Today marked Prime Minister Theresa May’s first, and quite possibly last, Queen’s Speech, setting out her government’s legislative agenda for the next two years (if they make it that far). Despite headlines about a pared-down version, there is quite a lot for charities to get their teeth into.

Brexit at the forefront

Unsurprisingly Brexit will dominate much of the programme for government. 8 of the 27 bills mentioned relate to Britain’s departure from the EU. In particular the ‘Great Repeal Bill’, which seeks to transpose EU regulations into British law will be a major, and likely controversial, piece of legislation. Whether as much will be done through secondary legislation as originally envisaged, given the hung parliament, is open to question. But undoubtedly this will be one for charities to watch like eagle-eyed hawks for any seemingly innocuous changes getting slipped in through the back door.
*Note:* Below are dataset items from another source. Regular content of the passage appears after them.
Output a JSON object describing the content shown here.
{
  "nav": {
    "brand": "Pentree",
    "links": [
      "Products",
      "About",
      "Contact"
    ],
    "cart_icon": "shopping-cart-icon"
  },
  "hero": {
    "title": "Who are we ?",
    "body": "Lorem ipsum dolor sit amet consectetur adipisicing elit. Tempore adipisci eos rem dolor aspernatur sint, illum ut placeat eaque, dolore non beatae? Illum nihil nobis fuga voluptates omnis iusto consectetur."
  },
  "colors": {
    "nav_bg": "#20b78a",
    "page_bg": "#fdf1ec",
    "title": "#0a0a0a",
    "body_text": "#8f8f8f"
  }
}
Other bills related to leaving the EU will be important too. Trade and Customs Bills will legislate for any of the new economic realities that the country will need to cope with. An agriculture bill will focus in part on measures protecting the environment. And a new immigration system—arguably the touchpoint that led to the Brexit vote—will need new legislation. A note that may be important for charities with European staff, or working on these issues: the documentation suggests that the aim is to bring EU nationals into the existing UK system. You have only to look at the effect of tightening the existing system for non-EU nationals has had on families to realise that it could have a real impact on both charity staff, and the causes and beneficiaries charities exist to serve.

Surprisingly, in our survey work for our State of the Sector report Charities taking charge, we found that the majority of charity leaders asked think Brexit will have no effect, or a neutral effect on demand for their services, the policy environment, or cohesion within the communities they work in. This seems as unlikely after the Queen’s Speech as it did in the build-up to triggering Article 50. Overall charities will need to get their skates on and work out how Brexit will affect their beneficiaries and organisations.

What else is new?

There were some specific measures that charities from different sectors will want to get to grips with:

  • A Domestic Violence Bill introducing new powers and a Domestic Violence and Abuse Commissioner.
  • A ban on letting agents fees, something housing charities have long campaigned for.
  • The pledge on 0.7% of GDP being spent on international aid will be retained.
  • Yet another social care consultation, which will desperately need the expertise of social care charities if the election debate was anything to go by.
  • Confirmation that previously announced education policies such as reform of technical education and funding formula for schools will be going ahead.
  • Reform of mental health legislation, in particular looking at issues around equalities, rates of detention, alongside a now familiar pledge to give greater priority to mental health. The latter will encompass a new green paper on Children and Young People’s mental health.
  • A new digital charter, which the government says it will include charities in developing.

What’s not there

But alongside this raft of measures there were several notable omissions. Criminal justice charities may note that the flagship Courts Bill is not called the Prison and Courts Bill. What this means for the prison reform elements delayed by the General Election, such as devolving greater powers to prison governors, is unclear.

And despite much fanfare about the end of austerity, the government remains committed to deficit reduction, saying the government will reduce the structural deficit to less than 2% of GDP and get debt falling as a percentage of GDP by 2020/2021’. Let’s not forget that many of the policies charities have been worried about around benefits are already on the books.

As for the political dimension, there is not yet a formal agreement announced with the DUP. But the election result has led to several significant absences: no mention of pensioner benefits being means tested or changes to the triple lock; grammar schools are absent; and the Trump visit appears to be on the backburner. It’s an important reminder that old certainties are in tatters. We are in a hung parliament and charities need to engage across party lines to get their concerns on the political agenda.

Of course over all of this hangs the spectre of uncertainty. Will any of it actually make it to the statute book? Nevertheless, charities should waste no time in engaging to shape this very fluid agenda. The next couple of years are going to be a bumpy ride, and the sector’s passion, insight and experience will be crucial.